Letztes Update am Mo, 05.06.2017 07:36

APAOnlineticker / Tiroler Tageszeitung Onlineausgabe


London-Terror - Polizeichefin: Terror ist eine neue Realität



London (APA/dpa) - Nach den verheerenden Terroranschlägen in Großbritannien in den vergangen Wochen hat die Londoner Polizeichefin Cressida Dick die Bedrohung als „neue Realität“ bezeichnet. „Das waren wirklich ein paar grauenhafte Wochen“, sagte Dick der BBC am Montagmorgen mit Blick auf die Attacken in Manchester und London.

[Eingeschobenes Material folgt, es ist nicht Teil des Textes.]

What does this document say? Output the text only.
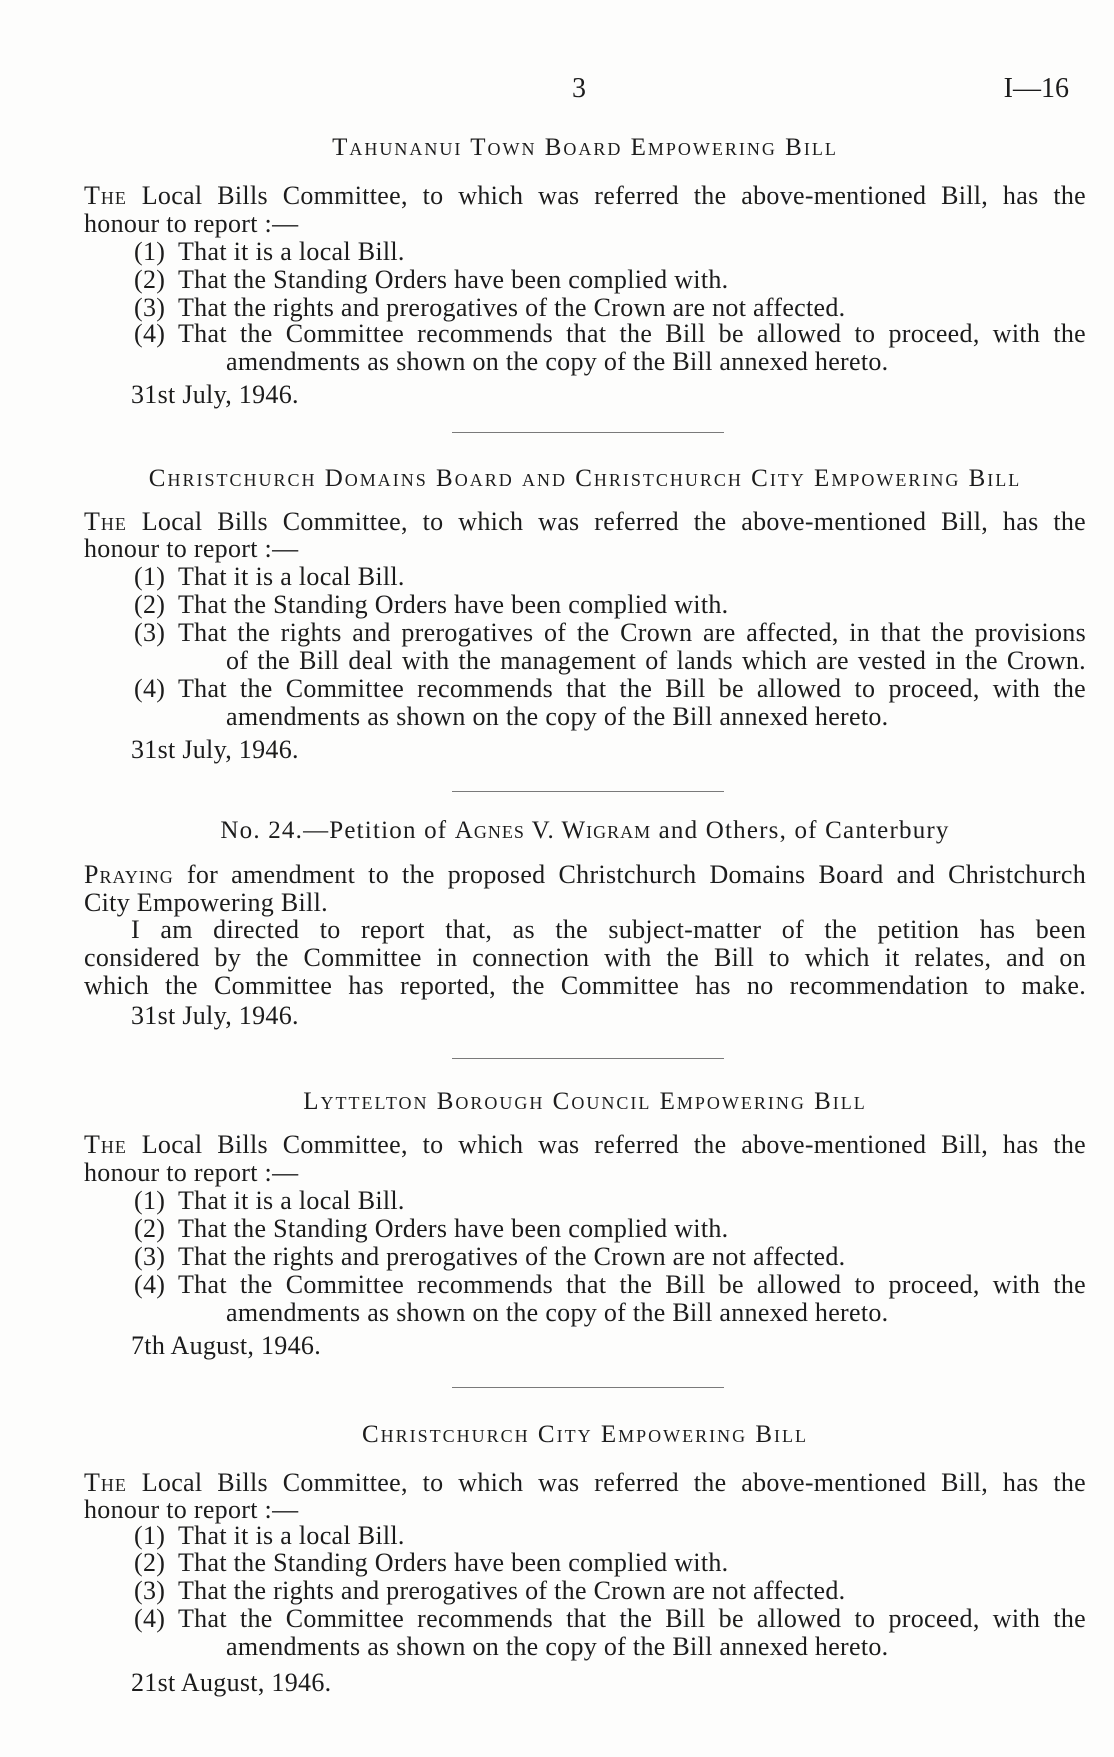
3	I—16
Tahunanui Town Board Empowering Bill
The Local Bills Committee, to which was referred the above-mentioned Bill, has the
honour to report :—
(1) That it is a local Bill.
(2) That the Standing Orders have been complied with.
(3) That the rights and prerogatives of the Crown are not affected.
(4) That the Committee recommends that the Bill be allowed to proceed, with the
amendments as shown on the copy of the Bill annexed hereto.
31st July, 1946.
Christchurch Domains Board and Christchurch City Empowering Bill
The Local Bills Committee, to which was referred the above-mentioned Bill, has the
honour to report :—
(1) That it is a local Bill.
(2) That the Standing Orders have been complied with.
(3) That the rights and prerogatives of the Crown are affected, in that the provisions
of the Bill deal with the management of lands which are vested in the Crown.
(4) That the Committee recommends that the Bill be allowed to proceed, with the
amendments as shown on the copy of the Bill annexed hereto.
31st July, 1946.
No. 24.—Petition of Agnes V. Wigram and Others, of Canterbury
Praying for amendment to the proposed Christchurch Domains Board and Christchurch
City Empowering Bill.
I am directed to report that, as the subject-matter of the petition has been
considered by the Committee in connection with the Bill to which it relates, and on
which the Committee has reported, the Committee has no recommendation to make.
31st July, 1946.
Lyttelton Borough Council Empowering Bill
The Local Bills Committee, to which was referred the above-mentioned Bill, has the
honour to report :—
(1) That it is a local Bill.
(2) That the Standing Orders have been complied with.
(3) That the rights and prerogatives of the Crown are not affected.
(4) That the Committee recommends that the Bill be allowed to proceed, with the
amendments as shown on the copy of the Bill annexed hereto.
7th August, 1946.
Christchurch City Empowering Bill
The Local Bills Committee, to which was referred the above-mentioned Bill, has the
honour to report :—
(1) That it is a local Bill.
(2) That the Standing Orders have been complied with.
(3) That the rights and prerogatives of the Crown are not affected.
(4) That the Committee recommends that the Bill be allowed to proceed, with the
amendments as shown on the copy of the Bill annexed hereto.
21st August, 1946.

„Wir werden uns ändern und an das gewöhnen, was scheinbar für uns zu einer neuen Realität geworden ist.“ Die nötigen Ressourcen zur Terrorbekämpfung seien vorhanden, sagte die Polizeichefin. „Seit 2013 haben wir, glaube ich, 18 geplante Anschläge vereitelt.“ Im Schnitt werde täglich ein Mensch im Kampf gegen den Terror verhaftet, und die Geheimdienste seien sehr effizient. „Wir tun alles, was in unserer Macht steht.“ Jetzt gehe es zunächst darum, die Bevölkerung in London und landesweit zu schützen, sagte Dick. Dazu werde die Polizeipräsenz unter anderem auf den Straßen und bei öffentlichen Veranstaltungen erhöht.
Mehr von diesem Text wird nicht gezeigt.